ÉMOTIONS — 15. La désorientation (par Sinclair Dumontais)


Pour les uns c’est une panique, pour les autres c’est une contrariété. Pourquoi la perte de repères ne serait-elle pas un moment de grâce ?

Si j’ai un rendez-vous important, me retrouver à un endroit qui s’appelle « je ne sais pas où je suis » a quelque chose de fâcheux. Je dois rapidement savoir où je suis pour aller dans la bonne direction, éviter de tourner en rond. Mais si ce n’est pas le cas, si je n’ai pas de rendez-vous, ou si je suis très en avance, ou si j’allais là où on ne m’attend pas, ce « je ne sais pas où je suis » est d’une telle rareté qu’il vaut la peine d’être intensément vécu.

Combien de fois nous arrive-t-il de nous retrouver là, c’est-à-dire en ce lieu précis qui ne nous dit absolument rien et dont nous ignorons jusqu’à la situation par rapport à tous les lieux que l’on connaît ? Un lieu qui n’a ni nord ni sud, ni est ni ouest. Un lieu qui ne sait pas me dire quelle direction prendre pour arriver là où je reconnaîtrai un bâtiment, une enseigne, une rue, un parc ou une place. Un lieu qui ne peut me promettre qu’en prenant telle ou telle direction je ne m’égarerai pas davantage. Le mieux serait bien sûr de revenir sur mes pas, mais… d’où je viens exactement ? De la gauche ou de la droite ? Je ne sais plus.
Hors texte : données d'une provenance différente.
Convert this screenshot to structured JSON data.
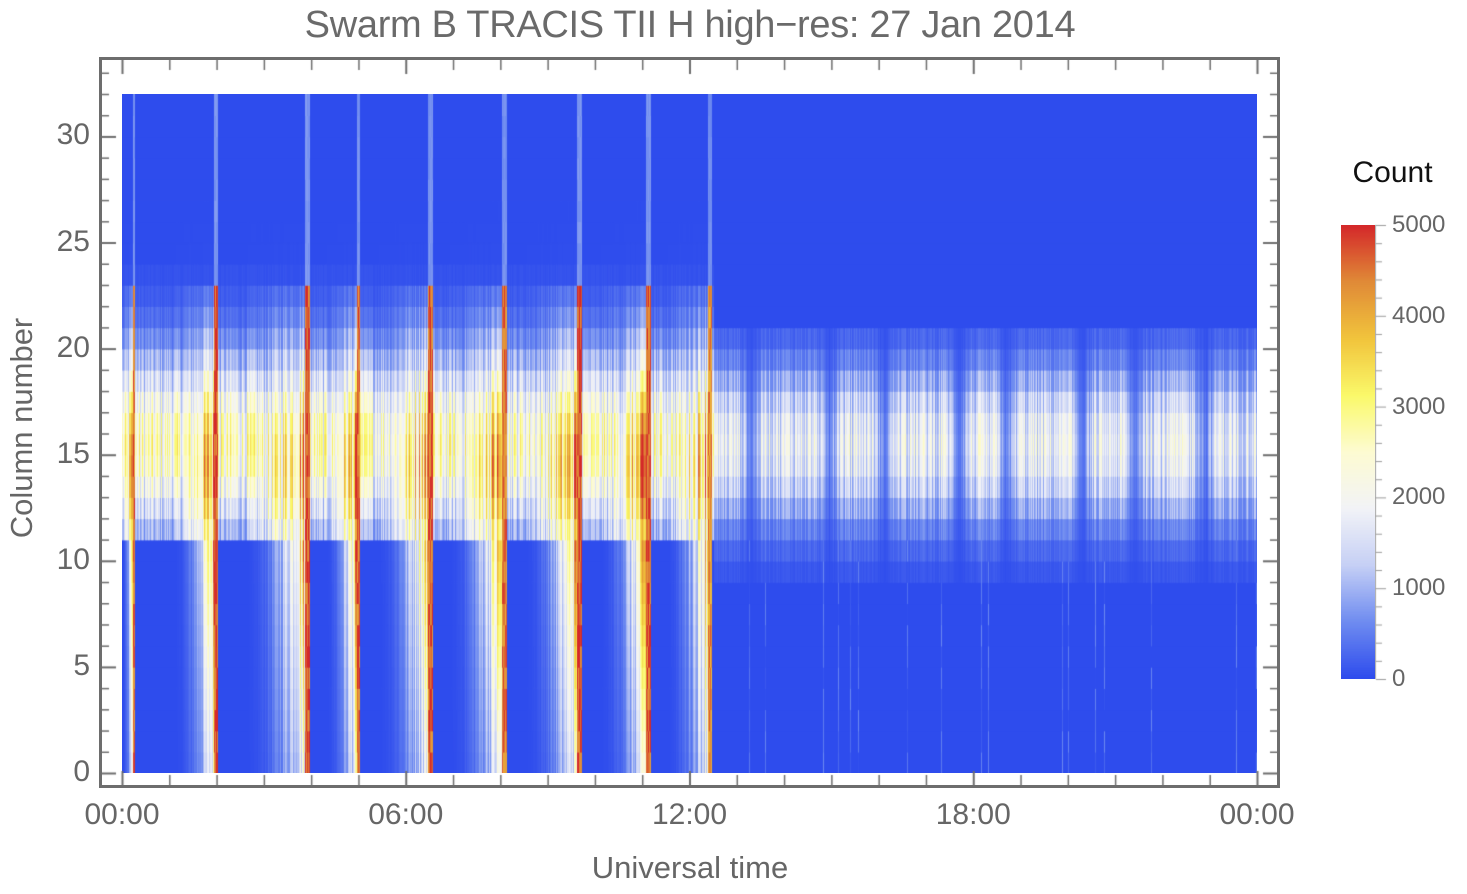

Chaque fois que je me déplace, je sais où je vais. Je peux passer par des chemins que je ne connais pas, mais je ne suis pas « perdu » pour autant. Si je visite une ville que je ne connais pas, soit j’ai un plan, soit je suis les indications. En l’absence de repères, il y a toujours des indications. Pour me retrouver à « je ne sais pas où je suis », il faut donc que j’aie dérivé par erreur de mon itinéraire et… perdre tout repère. Ce qui n’arrive pas tous les jours et qui fait de ce lieu un endroit qui me coupe du monde, le monde étant la somme des lieux que je connais.

Coupé du monde, je réalise un rêve : être nulle part. Je regarde tout autour et je ne vois rien de ce que je connais déjà. Je sais dans quelle ville je me trouve, mais ce nulle part pourrait très bien être ailleurs puisqu’il n’appartient pas à la ville telle que je la connais. Alors avant de retrouver mon chemin, je m’arrête et je goûte à ce moment de grâce qui m’est si rarement offert. Ce nulle part est extraordinairement doux, calme et même libérateur puisqu’il me libère du poids d’être quelque part. Tout ce que je vois dans ce non-lieu existe et n’existe pas en même temps puisque le seul lien que j’ai avec eux, c’est qu’ils occupent un espace qui est ici et un temps qui est maintenant. C’est tout. C’est tout parce que ce n’est pas davantage et c’est tout parce qu’il n’y manque rien. Ni panique ni contrariété : cette désorientation m’enchante.